Гурам Ясонович Кобахидзе чинил время в Тбилиси сорок лет. Подвальчик на Сололаки, три ступеньки вниз, окно вровень с тротуаром — видно ноги прохожих, но не лица. Пахло машинным маслом, старой бронзой и грушевым табаком. По стенам тикали, звенели, куковали десятки часов, и все — вразнобой, но каждые честно.

Вечером, когда за окном ноги стали реже, а платаны на бульваре зашумели по-осеннему, вошла женщина. Молодая, в черном, с картонной коробкой, перевязанной бечевкой.

— Дядю схоронили, — сказала она. — Часы из его дома. Продать хочу, а они… стоят все. Соседи говорят, дом такой. Время в нем умирает. Дядя-то часы собирал всю жизнь, а под конец сам в этом доме и остановился.

Гурам развязал бечевку. Не спеша — он все делал не спеша, кроме одного: думал быстро.

Пять часов. Каминные бронзовые с амуром — стрелки на без десяти семь. Наручные, дядины, на потертом ремешке — двадцать один сорок. Кухонные ходики с кошкой, у которой глаза-маятник, — четверть седьмого. Будильник — половина двенадцатого. И скелетон, гордость коллекции, ажурный, весь как на ладони, — ровно семь.

— Соседи, значит, крестятся, — усмехнулся Гурам. — А вы, милочка, во что верите?

— Я? В наследство, — честно сказала она, и Гурам это в ней даже уважил.

Он взял лупу.
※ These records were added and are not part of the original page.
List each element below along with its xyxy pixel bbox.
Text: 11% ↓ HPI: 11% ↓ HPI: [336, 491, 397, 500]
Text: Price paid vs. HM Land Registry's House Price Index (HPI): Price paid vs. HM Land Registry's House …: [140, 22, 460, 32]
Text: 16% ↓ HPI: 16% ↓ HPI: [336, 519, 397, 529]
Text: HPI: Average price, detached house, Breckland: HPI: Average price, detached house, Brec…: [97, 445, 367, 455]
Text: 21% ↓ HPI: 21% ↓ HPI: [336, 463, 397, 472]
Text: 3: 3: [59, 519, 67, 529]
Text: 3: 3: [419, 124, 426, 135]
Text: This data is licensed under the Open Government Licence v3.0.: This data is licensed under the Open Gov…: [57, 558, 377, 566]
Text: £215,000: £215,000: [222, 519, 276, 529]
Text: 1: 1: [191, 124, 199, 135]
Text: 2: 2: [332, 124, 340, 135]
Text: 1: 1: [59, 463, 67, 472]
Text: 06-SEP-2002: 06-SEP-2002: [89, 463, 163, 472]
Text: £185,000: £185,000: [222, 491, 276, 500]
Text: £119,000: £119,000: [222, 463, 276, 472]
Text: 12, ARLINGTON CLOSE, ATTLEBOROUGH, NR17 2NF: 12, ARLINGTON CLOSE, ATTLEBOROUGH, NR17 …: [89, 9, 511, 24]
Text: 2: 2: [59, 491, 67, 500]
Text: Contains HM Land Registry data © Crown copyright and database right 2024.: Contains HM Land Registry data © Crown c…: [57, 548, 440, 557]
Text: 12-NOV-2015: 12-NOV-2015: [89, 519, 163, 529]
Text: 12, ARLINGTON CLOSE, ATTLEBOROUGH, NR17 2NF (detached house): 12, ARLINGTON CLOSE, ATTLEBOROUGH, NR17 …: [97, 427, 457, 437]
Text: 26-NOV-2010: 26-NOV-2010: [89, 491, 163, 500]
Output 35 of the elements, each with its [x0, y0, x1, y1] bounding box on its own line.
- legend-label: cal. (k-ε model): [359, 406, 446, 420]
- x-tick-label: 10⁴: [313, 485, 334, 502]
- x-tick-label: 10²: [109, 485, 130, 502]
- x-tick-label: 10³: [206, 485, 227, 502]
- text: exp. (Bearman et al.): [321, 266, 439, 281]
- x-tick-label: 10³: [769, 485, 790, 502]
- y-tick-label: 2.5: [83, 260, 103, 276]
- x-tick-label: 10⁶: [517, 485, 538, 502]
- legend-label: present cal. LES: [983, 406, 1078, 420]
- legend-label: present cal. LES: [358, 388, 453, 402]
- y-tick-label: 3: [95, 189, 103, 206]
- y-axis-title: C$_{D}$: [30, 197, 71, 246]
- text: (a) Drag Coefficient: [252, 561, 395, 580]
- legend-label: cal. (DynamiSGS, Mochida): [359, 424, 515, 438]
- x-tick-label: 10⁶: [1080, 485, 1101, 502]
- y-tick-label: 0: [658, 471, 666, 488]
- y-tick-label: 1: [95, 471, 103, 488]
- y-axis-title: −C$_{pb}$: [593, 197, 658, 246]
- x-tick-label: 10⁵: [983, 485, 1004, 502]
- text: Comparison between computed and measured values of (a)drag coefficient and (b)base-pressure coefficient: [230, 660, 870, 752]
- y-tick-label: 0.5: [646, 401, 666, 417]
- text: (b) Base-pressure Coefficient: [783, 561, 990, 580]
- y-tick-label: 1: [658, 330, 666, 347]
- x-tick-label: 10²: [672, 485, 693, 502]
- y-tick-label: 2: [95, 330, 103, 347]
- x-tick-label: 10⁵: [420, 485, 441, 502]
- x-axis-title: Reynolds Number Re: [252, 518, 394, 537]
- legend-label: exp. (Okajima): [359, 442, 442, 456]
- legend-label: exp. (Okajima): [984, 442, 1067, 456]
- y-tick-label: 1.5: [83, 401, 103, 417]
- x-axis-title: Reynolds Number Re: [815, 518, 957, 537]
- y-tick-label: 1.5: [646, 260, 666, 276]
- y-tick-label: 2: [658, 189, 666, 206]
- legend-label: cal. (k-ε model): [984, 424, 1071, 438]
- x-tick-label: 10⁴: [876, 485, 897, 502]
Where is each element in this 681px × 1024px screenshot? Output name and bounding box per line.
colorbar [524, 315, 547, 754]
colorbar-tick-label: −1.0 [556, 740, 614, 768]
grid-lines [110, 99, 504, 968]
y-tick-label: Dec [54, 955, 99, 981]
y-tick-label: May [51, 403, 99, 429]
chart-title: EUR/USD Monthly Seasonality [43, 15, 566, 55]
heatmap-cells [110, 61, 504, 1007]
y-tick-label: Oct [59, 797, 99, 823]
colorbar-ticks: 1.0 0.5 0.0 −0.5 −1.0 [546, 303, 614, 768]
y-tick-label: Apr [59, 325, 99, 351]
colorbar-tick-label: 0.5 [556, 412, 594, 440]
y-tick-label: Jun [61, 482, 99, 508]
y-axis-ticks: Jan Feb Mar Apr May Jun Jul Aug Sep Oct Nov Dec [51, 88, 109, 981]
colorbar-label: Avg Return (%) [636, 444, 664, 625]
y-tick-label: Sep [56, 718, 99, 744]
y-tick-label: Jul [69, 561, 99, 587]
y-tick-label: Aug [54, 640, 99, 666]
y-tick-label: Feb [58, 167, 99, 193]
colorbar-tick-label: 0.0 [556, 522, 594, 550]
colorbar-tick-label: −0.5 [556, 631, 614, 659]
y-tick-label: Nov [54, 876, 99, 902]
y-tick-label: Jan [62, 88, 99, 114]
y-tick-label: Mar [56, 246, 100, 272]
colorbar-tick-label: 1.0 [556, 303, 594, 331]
Механизм, в отличие от человека, никогда не отпирается — только объясни ему, что тебе нужно, и он расскажет все.

Будильник он отложил сразу: завод кончился, пружина слабая, встал сам собой, случайное число. Ходики — гиря доехала до пола, тоже сами. Наручные — обычная механика, снял с руки, полежали, встали, когда вышел завод. Ничего мистического, ленивое железо.

А вот каминные и скелетон он крутил долго.

Каминные бронзовые — восьмидневный ход. Полный завод — на восемь суток. Гурам заглянул внутрь: пружина натянута почти до отказа. Заводили недавно, часов сорок назад, не больше. Такие часы, если их не трогать, шли бы еще неделю. А они стоят. Стрелки — без десяти семь.

Значит, их остановили. Рукой. Маятник придержали, стрелки замерли на без десяти семь.

Скелетон — то же самое. Пружина тугая, ходить бы да ходить. Стоит на семи.

Гурам отложил лупу и посмотрел на женщину поверх очков.

— Когда, говорите, дядю нашли?

— Утром. Соседка зашла, а он в кресле. Доктор сказал — ночью, во сне, сердце. Часа в два-три ночи, говорит.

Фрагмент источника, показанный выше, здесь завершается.